Interval of convergence of $\sum_{n=1}^{\infty} \frac{k(k+1)(k+2)\cdot \cdot \cdot (k + n - 1)x^n}{n!}$

Question

Given the series

$$ \sum_{n=1}^{\infty} \frac{k(k+1)(k+2)\cdot \cdot \cdot (k + n - 1)x^n}{n!} \quad \quad k \geq 1 $$ Find the interval of convergence.

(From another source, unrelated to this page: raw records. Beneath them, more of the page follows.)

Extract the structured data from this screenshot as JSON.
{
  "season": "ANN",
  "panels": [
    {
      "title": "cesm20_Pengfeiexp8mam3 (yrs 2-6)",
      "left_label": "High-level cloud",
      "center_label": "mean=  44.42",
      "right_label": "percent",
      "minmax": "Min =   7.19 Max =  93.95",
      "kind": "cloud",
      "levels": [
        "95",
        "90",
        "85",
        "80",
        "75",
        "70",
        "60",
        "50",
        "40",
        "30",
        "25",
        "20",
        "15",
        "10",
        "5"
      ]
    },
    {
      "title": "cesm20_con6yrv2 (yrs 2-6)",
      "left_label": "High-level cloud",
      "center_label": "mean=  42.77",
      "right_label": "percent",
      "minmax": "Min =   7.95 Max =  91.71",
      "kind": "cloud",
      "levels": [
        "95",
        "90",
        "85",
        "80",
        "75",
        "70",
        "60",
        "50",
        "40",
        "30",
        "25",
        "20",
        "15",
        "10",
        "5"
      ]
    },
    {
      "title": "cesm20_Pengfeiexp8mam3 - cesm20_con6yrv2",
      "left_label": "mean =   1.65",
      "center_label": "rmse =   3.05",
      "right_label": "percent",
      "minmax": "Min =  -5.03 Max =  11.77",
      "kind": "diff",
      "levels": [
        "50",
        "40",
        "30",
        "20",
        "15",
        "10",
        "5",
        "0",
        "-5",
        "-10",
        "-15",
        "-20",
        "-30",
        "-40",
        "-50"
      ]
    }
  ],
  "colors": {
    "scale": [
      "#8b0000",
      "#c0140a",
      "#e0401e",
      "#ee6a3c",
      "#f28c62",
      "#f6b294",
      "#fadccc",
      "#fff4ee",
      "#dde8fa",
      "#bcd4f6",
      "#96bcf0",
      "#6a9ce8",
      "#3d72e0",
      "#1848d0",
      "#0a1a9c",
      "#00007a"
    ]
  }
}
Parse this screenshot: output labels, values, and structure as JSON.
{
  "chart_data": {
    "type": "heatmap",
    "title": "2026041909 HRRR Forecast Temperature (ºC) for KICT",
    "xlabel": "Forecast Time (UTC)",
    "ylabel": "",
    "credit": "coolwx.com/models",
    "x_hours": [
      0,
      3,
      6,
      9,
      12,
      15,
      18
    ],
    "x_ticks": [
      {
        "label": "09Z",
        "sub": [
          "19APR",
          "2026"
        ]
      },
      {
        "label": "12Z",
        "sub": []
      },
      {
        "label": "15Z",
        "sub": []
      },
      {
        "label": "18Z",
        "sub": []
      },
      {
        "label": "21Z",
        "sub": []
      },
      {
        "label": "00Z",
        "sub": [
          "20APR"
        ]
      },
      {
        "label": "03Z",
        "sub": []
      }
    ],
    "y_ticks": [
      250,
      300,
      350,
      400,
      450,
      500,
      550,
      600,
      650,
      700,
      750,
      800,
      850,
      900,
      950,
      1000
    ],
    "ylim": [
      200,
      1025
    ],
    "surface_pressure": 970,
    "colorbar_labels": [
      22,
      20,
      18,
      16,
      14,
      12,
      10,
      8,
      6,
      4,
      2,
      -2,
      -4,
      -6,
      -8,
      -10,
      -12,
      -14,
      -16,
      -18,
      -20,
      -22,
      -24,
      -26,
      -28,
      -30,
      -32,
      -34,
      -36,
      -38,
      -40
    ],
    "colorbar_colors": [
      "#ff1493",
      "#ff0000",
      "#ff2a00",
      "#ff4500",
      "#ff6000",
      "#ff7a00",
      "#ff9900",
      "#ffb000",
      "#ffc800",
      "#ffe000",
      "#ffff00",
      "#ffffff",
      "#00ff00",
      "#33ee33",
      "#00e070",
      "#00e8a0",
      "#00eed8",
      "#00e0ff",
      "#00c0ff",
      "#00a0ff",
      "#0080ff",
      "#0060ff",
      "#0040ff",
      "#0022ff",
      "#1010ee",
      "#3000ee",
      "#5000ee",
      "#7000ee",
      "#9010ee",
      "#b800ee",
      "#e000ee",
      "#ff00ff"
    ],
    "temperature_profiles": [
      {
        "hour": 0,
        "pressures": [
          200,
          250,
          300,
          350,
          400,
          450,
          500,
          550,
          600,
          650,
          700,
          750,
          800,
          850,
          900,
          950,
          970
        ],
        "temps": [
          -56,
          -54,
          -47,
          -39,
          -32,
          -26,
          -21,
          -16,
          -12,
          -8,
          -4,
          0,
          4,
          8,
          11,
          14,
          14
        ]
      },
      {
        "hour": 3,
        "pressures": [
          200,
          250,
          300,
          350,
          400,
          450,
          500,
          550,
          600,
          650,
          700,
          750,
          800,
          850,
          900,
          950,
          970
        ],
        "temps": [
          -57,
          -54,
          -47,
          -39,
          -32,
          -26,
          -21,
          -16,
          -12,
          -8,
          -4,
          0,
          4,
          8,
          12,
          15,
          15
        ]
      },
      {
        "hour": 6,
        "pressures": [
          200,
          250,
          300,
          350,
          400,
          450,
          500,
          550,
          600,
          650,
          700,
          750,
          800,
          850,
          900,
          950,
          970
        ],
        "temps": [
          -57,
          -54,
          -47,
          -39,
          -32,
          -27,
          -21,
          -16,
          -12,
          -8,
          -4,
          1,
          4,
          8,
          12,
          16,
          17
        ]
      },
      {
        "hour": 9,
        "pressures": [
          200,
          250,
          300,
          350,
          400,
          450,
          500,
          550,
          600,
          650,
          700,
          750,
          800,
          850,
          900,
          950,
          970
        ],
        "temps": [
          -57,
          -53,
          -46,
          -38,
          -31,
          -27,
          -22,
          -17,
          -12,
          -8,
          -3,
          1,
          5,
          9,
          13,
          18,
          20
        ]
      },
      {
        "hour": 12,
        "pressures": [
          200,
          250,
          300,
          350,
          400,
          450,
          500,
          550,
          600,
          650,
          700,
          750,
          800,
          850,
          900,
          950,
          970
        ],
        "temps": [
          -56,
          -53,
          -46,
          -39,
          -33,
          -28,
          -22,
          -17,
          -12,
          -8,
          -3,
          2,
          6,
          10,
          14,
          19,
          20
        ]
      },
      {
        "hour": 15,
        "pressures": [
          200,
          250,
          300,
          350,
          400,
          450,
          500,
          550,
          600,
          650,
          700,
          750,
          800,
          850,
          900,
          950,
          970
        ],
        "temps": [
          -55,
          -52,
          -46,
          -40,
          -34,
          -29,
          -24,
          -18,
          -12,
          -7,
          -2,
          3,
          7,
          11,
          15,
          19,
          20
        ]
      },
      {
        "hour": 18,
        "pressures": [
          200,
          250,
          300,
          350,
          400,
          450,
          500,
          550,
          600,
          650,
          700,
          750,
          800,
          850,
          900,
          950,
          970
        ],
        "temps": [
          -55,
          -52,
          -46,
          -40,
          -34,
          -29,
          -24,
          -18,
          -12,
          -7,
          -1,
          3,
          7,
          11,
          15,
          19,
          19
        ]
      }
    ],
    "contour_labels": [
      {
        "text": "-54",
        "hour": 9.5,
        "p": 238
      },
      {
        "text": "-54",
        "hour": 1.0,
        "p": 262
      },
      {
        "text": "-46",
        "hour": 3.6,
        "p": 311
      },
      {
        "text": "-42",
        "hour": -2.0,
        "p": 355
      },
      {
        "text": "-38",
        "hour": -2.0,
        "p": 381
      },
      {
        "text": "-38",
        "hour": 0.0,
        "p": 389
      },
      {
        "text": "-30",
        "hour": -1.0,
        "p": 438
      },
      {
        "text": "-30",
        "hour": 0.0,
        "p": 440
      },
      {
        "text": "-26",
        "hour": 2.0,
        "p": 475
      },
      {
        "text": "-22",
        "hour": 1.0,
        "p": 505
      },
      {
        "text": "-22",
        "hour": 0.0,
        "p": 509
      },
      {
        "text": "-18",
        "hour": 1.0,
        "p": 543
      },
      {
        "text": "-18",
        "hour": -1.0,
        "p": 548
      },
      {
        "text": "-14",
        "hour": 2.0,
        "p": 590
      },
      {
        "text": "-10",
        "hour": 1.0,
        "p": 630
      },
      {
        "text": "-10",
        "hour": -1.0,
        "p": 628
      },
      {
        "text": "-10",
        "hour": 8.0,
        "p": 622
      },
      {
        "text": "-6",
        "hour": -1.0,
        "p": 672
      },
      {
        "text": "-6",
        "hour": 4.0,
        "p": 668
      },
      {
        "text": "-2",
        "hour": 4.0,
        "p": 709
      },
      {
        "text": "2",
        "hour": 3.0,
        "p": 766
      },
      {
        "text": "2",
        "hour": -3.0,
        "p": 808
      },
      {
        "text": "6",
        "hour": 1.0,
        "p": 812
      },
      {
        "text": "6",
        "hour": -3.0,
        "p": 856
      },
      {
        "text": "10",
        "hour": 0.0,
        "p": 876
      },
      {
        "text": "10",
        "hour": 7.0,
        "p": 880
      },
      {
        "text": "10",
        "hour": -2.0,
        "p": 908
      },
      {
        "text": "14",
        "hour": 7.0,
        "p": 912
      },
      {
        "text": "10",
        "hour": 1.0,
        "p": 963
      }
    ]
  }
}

I started by applying the Ratio test

$$ \lim_{n\to \infty}\left|\frac{k(k+1)(k+2)\cdot \cdot \cdot (k + n - 1)(k+n)x^{n+1}}{(n+1)!}\cdot \frac{n!}{k(k+1)(k+2)\cdot \cdot \cdot (k + n - 1)x^n}\right|$$

$$\lim_{n\to \infty}\left|\frac{(k+n)x}{(n+1)}\right|$$

to show that the series converges when $|x| \lt 1$.

However, when I test the end points of $(-1,1)$ for convergence, I end up with two series whose convergence I am unable to show. Namely, $$ \sum_{n=1}^{\infty} \frac{k(k+1)(k+2)\cdot \cdot \cdot (k + n - 1)}{n!} $$

and $$ \sum_{n=1}^{\infty} \frac{k(k+1)(k+2)\cdot \cdot \cdot (k + n - 1)(-1)^n}{n!} $$

How can I show that these two series converge or diverge?

Answer 1

Note that for $k\ge1$, we have $$ \frac{k(k+1)\cdots(k+n-1)}{n!}=\frac k1\frac{k+1}2\cdots\frac{k+n-1}{n}\ge1 $$ Thus, for $|x|=1$, the terms do not go to $0$.

Answer 2

Your series is $$ \sum_{n=0}^\infty\binom{-k}{n}(-x)^n=(1-x)^{-k} $$ This alone should show that there is no convergence at $x=1$ for positive $k$.

For the series at $x=-1$ consider that $$ \binom{-k}{n}(-1)^n=\binom{n+k-1}{n}=\binom{n+k-1}{k-1}=\frac{(n+1)(n+2)···(n+k-1)}{(k-1)!} $$ is a polynomial in $n$ of degree $k-1$.